Observe-se, ainda, entre parênteses, que o capitalismo esteve associado à liberdade individual de iniciativa econômica em um ambiente de liberdade públicas e proteção da autonomia individual constitucionalmente garantida. Mas a China atual está mostrando que pode haver capitalismo autoritário, fazendo conviver o capitalismo e a alocação dos recursos via mercado com ditadura política e ausência de liberdades públicas e garantia de respeito aos direitos humanos fundamentais.

Muito bem.
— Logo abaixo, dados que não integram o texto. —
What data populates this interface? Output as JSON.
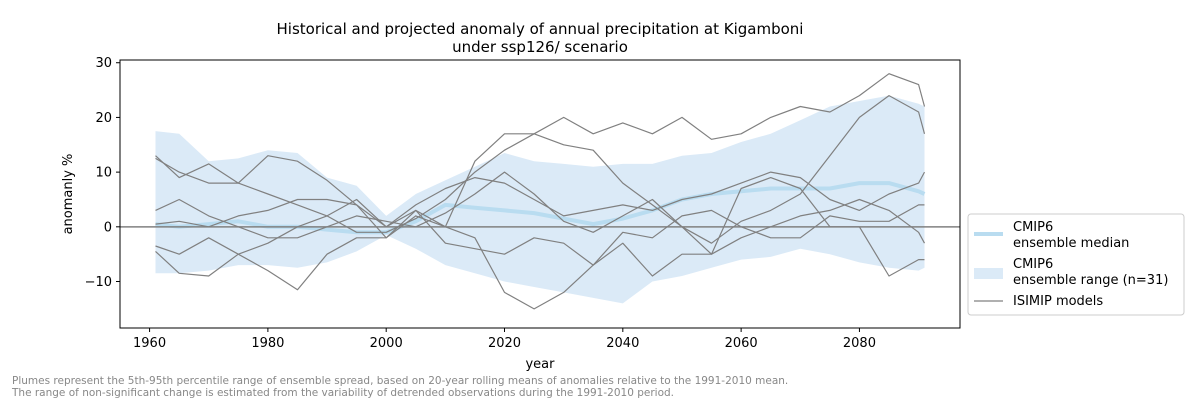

Fechado o parênteses a respeito do capitalismo ditatorial chinês, é de se perguntar, então, se é possível visualizar alguma novidade no interior das forças produtivas capitalistas capaz de contrariar o direito de propriedade dos meios de produção. Se a resposta for positiva estaremos assistindo o início do desenvolvimento de uma contradição dialética que terminará por ensejar um novo modo de produção e uma correspondente nova formação social, com a hegemonia de uma nova classe social.

Salvo melhor juízo, a novidade capaz de contrariar a propriedade dos meios de produção, a privada do capitalismo privado nas democracias, a estatal do capitalismo de Estado comunista, ou ainda a privada aceita pela ditadura política comunista chinesa ( a do capitalismo comunista) é o software livre, não apropriável, seja por particulares, seja pelo Estado. Ele não é nem propriedade privada, nem propriedade estatal, pública. Se se quiser, o software livre é uma propriedade social, de todos, propriedade socialista. Se se quiser ainda, os novos vilões são os hackers, porque são os que melhor dominam o novo meio de produção. Quanto ao novo modo de produção e à nova formação social que lhe corresponderá, claro, estão em aberto.

Isto tudo, se realmente eu estiver certo de que o software livre possibilitado pela Internet represente uma novidade, tal qual o comércio representou para a queda do feudalismo e da nobreza.